‘Never Lose Faith in the United States’
Alvin Townley speaks about the “Alcatraz Eleven.” -- VMI Photo by Kevin Remington.
Former POW and Author Speak on ‘Alcatraz Eleven’
LEXINGTON, Va., Feb. 21, 2014 – They communicated through walls using a “tap” code.
They passed notes when they could.
This is how the “Alcatraz Eleven” – the most influential and subversive American POWs in North Vietnam during the Vietnam War – communicated. And that communication was part of how they survived.
It is their story, and that of the families who fought for them back home, that was the subject of a talk last night in VMI’s Gillis Theater by Alvin Townley, author of Defiant: The POWs Who Endured Vietnam’s Most Infamous Prison, The Women Who Fought for Them, and the One Who Never Returned. His talk was sponsored by the VMI Leadership Book Program.

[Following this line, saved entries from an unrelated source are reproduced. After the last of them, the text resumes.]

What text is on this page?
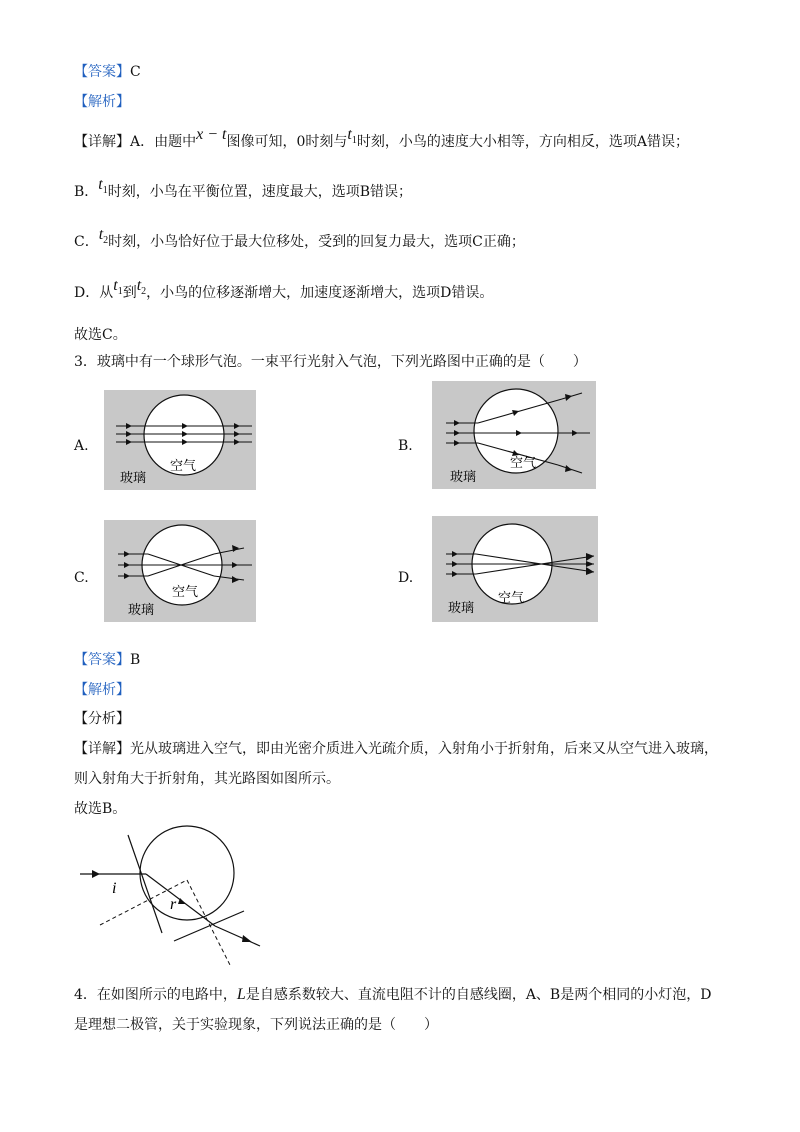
【答案】C
【解析】
【详解】A．由题中x − t图像可知，0时刻与$t_1$时刻，小鸟的速度大小相等，方向相反，选项A错误；
B．$t_1$时刻，小鸟在平衡位置，速度最大，选项B错误；
C．$t_2$时刻，小鸟恰好位于最大位移处，受到的回复力最大，选项C正确；
D．从$t_1$到$t_2$，小鸟的位移逐渐增大，加速度逐渐增大，选项D错误。
故选C。
3．玻璃中有一个球形气泡。一束平行光射入气泡，下列光路图中正确的是（　　）
A.
玻璃
空气
B.
玻璃
空气
C.
玻璃
空气
D.
玻璃
空气
【答案】B
【解析】
【分析】
【详解】光从玻璃进入空气，即由光密介质进入光疏介质，入射角小于折射角，后来又从空气进入玻璃，
则入射角大于折射角，其光路图如图所示。
故选B。
i
r
4．在如图所示的电路中，L是自感系数较大、直流电阻不计的自感线圈，A、B是两个相同的小灯泡，D
是理想二极管，关于实验现象，下列说法正确的是（　　）
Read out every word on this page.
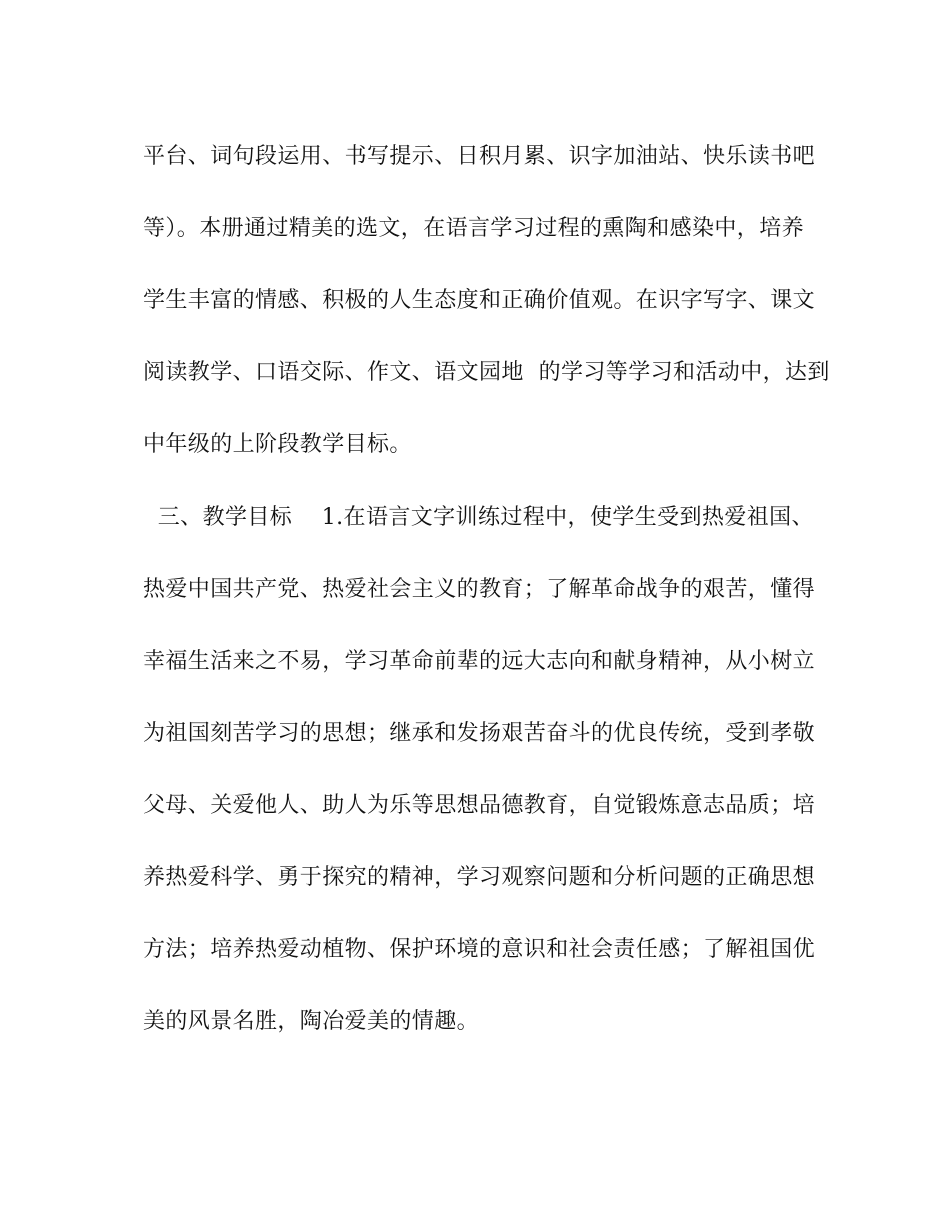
平台、词句段运用、书写提示、日积月累、识字加油站、快乐读书吧
等）。本册通过精美的选文，在语言学习过程的熏陶和感染中，培养
学生丰富的情感、积极的人生态度和正确价值观。在识字写字、课文
阅读教学、口语交际、作文、语文园地  的学习等学习和活动中，达到
中年级的上阶段教学目标。
三、教学目标    1.在语言文字训练过程中，使学生受到热爱祖国、
热爱中国共产党、热爱社会主义的教育；了解革命战争的艰苦，懂得
幸福生活来之不易，学习革命前辈的远大志向和献身精神，从小树立
为祖国刻苦学习的思想；继承和发扬艰苦奋斗的优良传统，受到孝敬
父母、关爱他人、助人为乐等思想品德教育，自觉锻炼意志品质；培
养热爱科学、勇于探究的精神，学习观察问题和分析问题的正确思想
方法；培养热爱动植物、保护环境的意识和社会责任感；了解祖国优
美的风景名胜，陶冶爱美的情趣。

Townley was accompanied by retired Rear Admiral Robert Shumaker, an eight-year prisoner of war eventually banished to North Vietnam’s “Alcatraz” prison, and Michael Denton ’81, son of former POW then-Navy Cmdr. Jeremiah Denton. VMI alumnus and retired Air Force Lt. Col. James Berger ’61, also a former prisoner of war in North Vietnam, was in the audience.
Defiant chronicles the stories of 11 American POWs in North Vietnam, all at some point imprisoned at an isolated compound that became known as “Alcatraz.” The “Alcatraz Eleven” endured years of torture, starvation, and isolation.
“That was probably the worst assignment any POW received,” Townley told the audience of cadets, faculty, staff, and area residents.
Yet throughout the almost unimaginable circumstances, the men found ways to stay united and support each other.
“They had no choice, they had to survive and they had to support each other, and that’s what they did,” said Townley.
While the men were being held, their families at home were also coming together in support, at first following the government’s orders to remain quiet about their loved ones but later rallying for action on behalf of their husbands and fathers.
“They started a nationwide and eventually a worldwide movement to improve the treatment of POWs. … This was actually one of the greatest women’s movements in American history,” noted Townley. “It tells an incredible story about how these women mobilized the country on behalf of their husbands.”
Welcomed by a standing ovation, Shumaker described his own experiences at Alcatraz, including teaching a fellow captive French by tapping out five words a day.
Shumaker was the second American taken as a prisoner of war in North Vietnam, shot down and captured in February 1965 while flying an F-8 Crusader. He retired from the Navy in 1989, with military decorations including the Distinguished Service Medal, Silver Star (2), Legion of Merit (4), Distinguished Flying Cross, Bronze Star, and Purple Heart (2).
Shumaker also addressed what he learned from his imprisonment, including a need for a good sense of humor, communication with others in times of stress, and never losing faith in the people or government of the United States of America.
“What you learn from that experience is what a wonderful country we belong to,” he said, “a country that never forgot us.”
VMI Regimental Adjutant Cadet Benjamin Kier ’14 sees the opportunity to learn from speakers such as Shumaker as part of the distinctive education of Virginia Military Institute.
“There are very few colleges in the country at which being part of a book program would grant you the opportunity to have dinner with one of the most defiant POWs in North Vietnam,” said Kier. “I attended this event because I felt like as a future second lieutenant in the Army it is important for me to be aware of the possible dangers I might face and how to face them honorably, as Rear Admiral Shumaker did.”
The Leadership Book Program is a cadet-led program, sponsored by the Center for Leadership and Ethics, that encourages reading and discussion on leadership topics. Prior to the presentations Townley and Shumaker joined cadets of the program for a tour of post and dinner in Crozet Hall.